If your outcome variable is categorical rather than numeric — for example, comparing pass/fail rates or yes/no responses between two groups — use a chi-square test. The t-test requires a numeric measurement; it cannot analyze proportions or counts in a contingency table. Try it free.

If your data has more than two groups and is non-normal, the Kruskal-Wallis test is the non-parametric analogue of ANOVA. It handles three or more groups without assuming normality. Try it free.

The R Code Behind the Analysis

Every report includes the exact R code used to produce the results — reproducible, auditable, and citable. This is not AI-generated code that changes every run. The same data produces the same analysis every time.

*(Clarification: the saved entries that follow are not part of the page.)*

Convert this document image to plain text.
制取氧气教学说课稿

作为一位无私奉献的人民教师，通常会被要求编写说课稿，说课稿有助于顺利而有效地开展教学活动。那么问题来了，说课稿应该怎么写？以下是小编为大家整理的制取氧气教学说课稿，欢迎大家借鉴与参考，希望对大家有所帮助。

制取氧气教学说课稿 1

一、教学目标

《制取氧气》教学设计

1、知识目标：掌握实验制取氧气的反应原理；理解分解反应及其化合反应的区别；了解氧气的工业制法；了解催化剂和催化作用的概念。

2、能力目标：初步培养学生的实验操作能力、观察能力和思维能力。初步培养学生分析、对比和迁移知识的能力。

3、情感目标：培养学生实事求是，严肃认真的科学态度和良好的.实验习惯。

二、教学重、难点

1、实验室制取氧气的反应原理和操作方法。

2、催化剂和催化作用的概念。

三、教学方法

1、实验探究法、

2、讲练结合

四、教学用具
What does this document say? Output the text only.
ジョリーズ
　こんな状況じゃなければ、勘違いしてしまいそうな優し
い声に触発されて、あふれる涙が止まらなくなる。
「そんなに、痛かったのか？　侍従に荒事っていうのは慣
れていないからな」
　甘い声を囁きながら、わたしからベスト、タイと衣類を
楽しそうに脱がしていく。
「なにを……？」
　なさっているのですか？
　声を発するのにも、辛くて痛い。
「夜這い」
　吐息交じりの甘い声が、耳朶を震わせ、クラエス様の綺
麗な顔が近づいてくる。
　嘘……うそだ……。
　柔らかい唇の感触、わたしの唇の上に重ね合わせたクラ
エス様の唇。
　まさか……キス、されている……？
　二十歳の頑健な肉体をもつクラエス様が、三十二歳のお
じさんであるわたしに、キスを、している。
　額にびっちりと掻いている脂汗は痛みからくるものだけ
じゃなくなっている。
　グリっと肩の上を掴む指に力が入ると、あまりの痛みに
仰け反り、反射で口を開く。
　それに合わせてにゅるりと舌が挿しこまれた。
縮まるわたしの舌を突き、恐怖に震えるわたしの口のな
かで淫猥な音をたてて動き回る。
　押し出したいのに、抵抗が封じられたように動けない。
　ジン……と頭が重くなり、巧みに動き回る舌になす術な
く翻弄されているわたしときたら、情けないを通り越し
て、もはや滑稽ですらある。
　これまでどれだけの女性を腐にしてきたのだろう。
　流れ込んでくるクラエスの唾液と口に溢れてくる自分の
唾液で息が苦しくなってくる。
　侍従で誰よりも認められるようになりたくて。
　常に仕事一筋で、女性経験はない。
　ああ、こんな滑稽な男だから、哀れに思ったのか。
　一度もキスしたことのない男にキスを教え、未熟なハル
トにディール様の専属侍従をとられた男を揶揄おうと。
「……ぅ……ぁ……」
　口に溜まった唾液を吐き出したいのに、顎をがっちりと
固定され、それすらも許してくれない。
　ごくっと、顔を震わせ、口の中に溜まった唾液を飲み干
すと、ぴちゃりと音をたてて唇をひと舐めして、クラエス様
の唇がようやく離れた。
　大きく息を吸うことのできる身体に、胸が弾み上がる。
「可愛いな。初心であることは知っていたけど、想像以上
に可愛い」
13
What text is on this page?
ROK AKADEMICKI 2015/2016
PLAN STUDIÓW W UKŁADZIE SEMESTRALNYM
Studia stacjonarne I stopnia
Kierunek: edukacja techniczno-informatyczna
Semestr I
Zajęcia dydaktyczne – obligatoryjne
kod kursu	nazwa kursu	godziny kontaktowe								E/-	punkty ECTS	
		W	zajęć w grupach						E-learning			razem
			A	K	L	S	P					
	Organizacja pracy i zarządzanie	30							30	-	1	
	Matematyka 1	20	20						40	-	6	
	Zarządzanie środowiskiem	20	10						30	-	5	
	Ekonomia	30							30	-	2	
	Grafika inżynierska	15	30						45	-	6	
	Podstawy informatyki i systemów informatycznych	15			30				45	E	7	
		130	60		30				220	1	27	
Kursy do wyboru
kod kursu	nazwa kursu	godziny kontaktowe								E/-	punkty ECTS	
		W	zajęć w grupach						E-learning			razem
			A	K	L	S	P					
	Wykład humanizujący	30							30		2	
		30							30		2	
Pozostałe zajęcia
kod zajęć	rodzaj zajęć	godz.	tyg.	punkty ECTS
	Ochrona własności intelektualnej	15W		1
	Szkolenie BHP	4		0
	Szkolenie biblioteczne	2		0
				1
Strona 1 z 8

The analysis uses t.test() from base R with Welch's correction enabled by default (var.equal = FALSE). This is the same function used in university statistics courses, textbooks, and peer-reviewed research. The effect size is computed using Cohen's d from the effsize package. Normality is assessed with shapiro.test() (Shapiro-Wilk test) and QQ plots, while variance equality is checked using var.test() (F-test for ratio of variances). If you set var_equal = TRUE in the module parameters, the analysis switches to the classic Student's t-test (var.equal = TRUE), but the default Welch variant is recommended for almost all real-world data. Every step is visible in the code tab of your report, so you or a statistician can verify exactly what was done.